In einer Resolution der Generalversammlung der Vereinten Nationen, die als Allgemeine Erklärung der Menschenrechte bekannt geworden ist[1], wurden vor 75 Jahren Grundsätze einer freiheitlichen, offenen Gesellschaft festgeschrieben. Im Mittelpunkt dieser Erklärung standen „die Anerkennung der angeborenen Würde und der gleichen und unveräußerlichen Rechte aller Mitglieder der Gemeinschaft der Menschen“, „die Herrschaft des Rechts“, „die grundlegenden Menschenrechte“, „die Gedanken-, Gewissens- und Religionsfreiheit“ und grundlegende Bürgerrechte wie „das Recht auf Meinungsfreiheit und freie Meinungsäußerung“, „das Recht, sich friedlich zu versammeln und zu Vereinigungen zusammenzuschließen“ und „das Recht, an der Gestaltung der öffentlichen Angelegenheiten … unmittelbar oder durch frei gewählte Vertreter mitzuwirken“. Die Unterzeichner stellen auch fest: „Der Wille des Volkes bildet die Grundlage für die Autorität der öffentlichen Gewalt.“
Europa nimmt für sich in Anspruch, diese Grundsätze nicht nur maßgeblich entwickelt und gepflegt zu haben, sondern ihnen überall auf der Welt zur Geltung verhelfen zu wollen.

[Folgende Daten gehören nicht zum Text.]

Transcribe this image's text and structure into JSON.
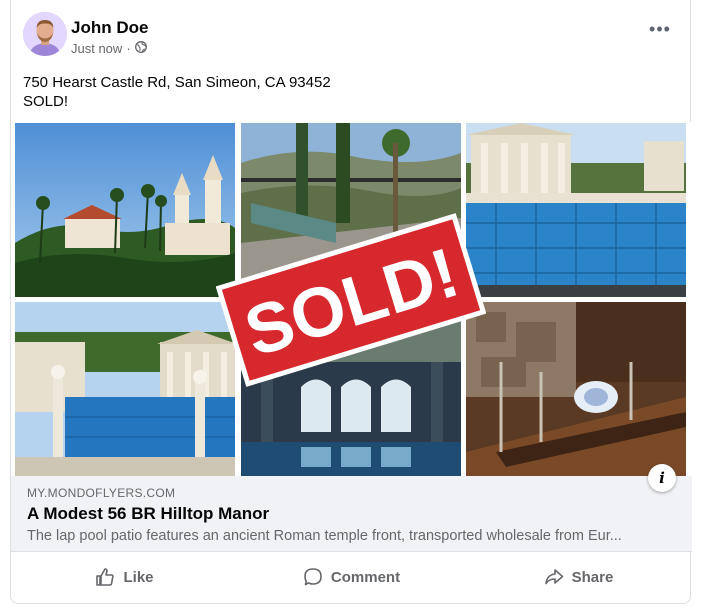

In grundlegenden Dokumenten des Europarats und der Europäischen Union wurden sie bekräftigt. Auch das Grundgesetz formuliert die Grundrechte ähnlich. Der vom Economist herausgegebene Demokratieindex 2022 stützt diesen Anspruch jedoch nur zum Teil. Von den 27 EU-Mitgliedsstaaten werden 17 als eingeschränkte Demokratien (flawed democracies) bezeichnet, nur 10 als volle Demokratien (full democracies). Unter den letzteren rangiert Schweden weltweit auf Rang 4, gefolgt von Finnland (5), Dänemark (6), Irland (8), den Niederlanden (9), Luxemburg (13), Deutschland (14), Österreich (20) sowie Frankreich und Spanien (beide 22). Das Schlußlicht in der EU bildet Rumänien als flawed democracy auf Rang 61 der insgesamt 167 untersuchten Länder[2]. Insofern hat die Europäische Union jeden Grund, diese Thematik ernst zu nehmen und mit hoher Priorität an Verbesserungen zu arbeiten.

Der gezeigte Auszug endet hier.